À l’origine de la révélation de cette affaire, le site suisse d’investigation économique GothamCity explique à Vitisphere qu’il faut reprendre le jugement pour saisir toute la complexité du dossier. Et son origine de l’enregistrement de Pierre Castel sous l’identité de Jesus Castel au registre du commerce suisse pour la société SACOFRINA, « une agence commerciale et de représentation : au sein du groupe Castel, elle sert de centrale d’achat de matières premières et de pièces détachables pour la construction de brasseries et d’usines » indique l’article originel de GothamCity.
Avec ses enjeux d’identités et de sociétés imbriquées dans le contrôle du groupe Castel, l’enjeu pour la justice suisse reste de connaître les montants que Pierre Castel a pu toucher de ses actifs sans les déclarer. La défense de Pierre Castel n’ayant pas communiqué de pièces justifiant des versements de dividendes à d’autres administrateurs des holdings gérant le groupe Castel*, la justice considère que la charge de la preuve lui revient, et non au fisc. Comme l’indique le jugement : « le fait qu’avant même la procédure de rappel d’impôt le recourant devait être considéré − selon lui − comme un contribuable genevois important, ne saurait imposer à l’autorité fiscale, comme il semble le prétendre, un devoir d’examen approfondi de ses déclarations fiscales, compte tenu notamment des impératifs de l'administration de masse. Les dispositions légales et la jurisprudence précitées imposent à tous les contribuables de fournir toutes les indications nécessaires à leur taxation, mais ne prévoient aucune exigence de contrôle accrue de la part de l’administration face à des contribuables fortunés. »

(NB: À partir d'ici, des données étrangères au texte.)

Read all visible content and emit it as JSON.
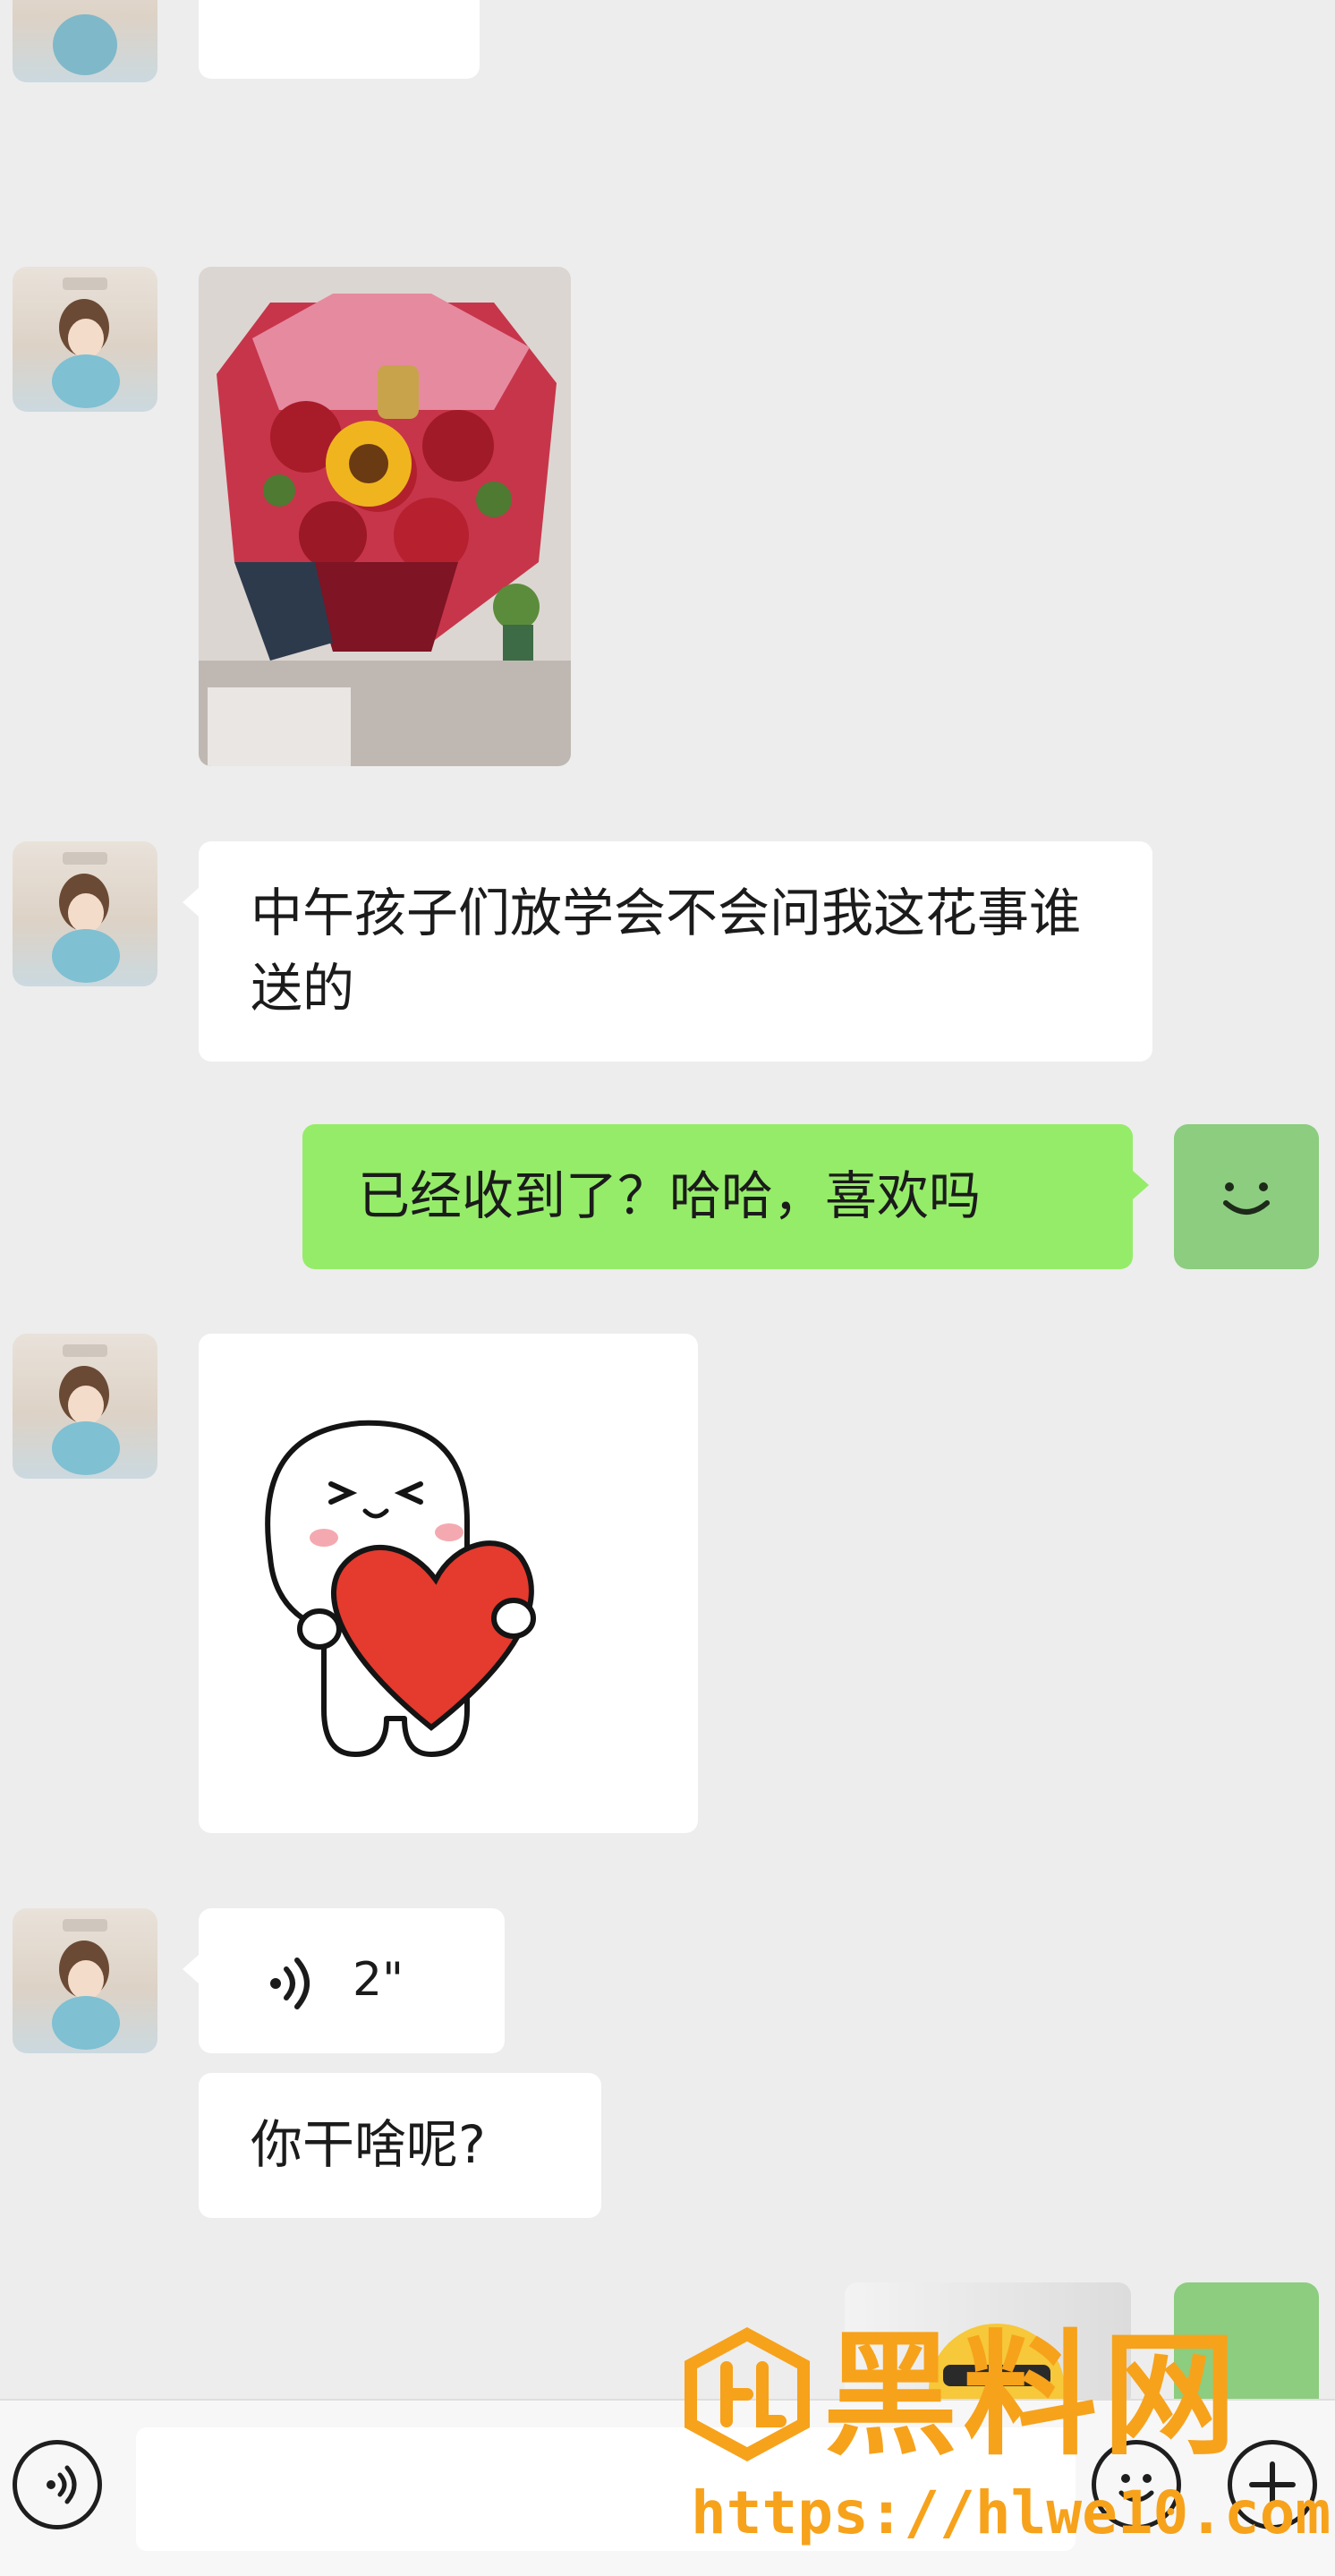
{
  "messages": {
    "m2_text": "中午孩子们放学会不会问我这花事谁送的",
    "m3_text": "已经收到了？哈哈，喜欢吗",
    "m5_duration": "2\"",
    "m6_text": "你干啥呢?"
  },
  "icons": {
    "voice": "voice-wave-icon",
    "emoji": "smiley-icon",
    "plus": "plus-icon",
    "voice_toggle": "voice-toggle-icon"
  },
  "colors": {
    "background": "#ededed",
    "incoming_bubble": "#ffffff",
    "outgoing_bubble": "#95ec69",
    "input_bar": "#f7f7f7",
    "watermark": "#f7a21b"
  },
  "watermark": {
    "title": "黑料网",
    "url": "https://hlwe10.com"
  }
}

Maître Gregory Clerc précise que l’affaire ne concerne que Pierre Castel à titre personnel, les sociétés du groupe Castel y étant extérieure. L’avocat ne souhaite pas communiquer les reprises encourues, l’affaire se poursuivant devant la justice. Le Tribunal Fédéral suisse confirme à Vitisphere qu’il y a un recours pour ce dossier, mais ne peut communiquer plus d’informations sur ce litige.
* : Lors de la procédure judiciaire, le patriarche Pierre Castel indique aux juges avoir seulement « omis de déclarer certains éléments de revenus et de fortune entre 2007 et 2011 » (bénéfices de 18,4 millions € en 2007 et 50,1 millions € en 2008) et ses mandataires ont « souligné la difficulté à retrouver des documents utiles compte tenu du fonctionnement du contribuable (discussion orale, poignées de mains, "management à l’ancienne") ».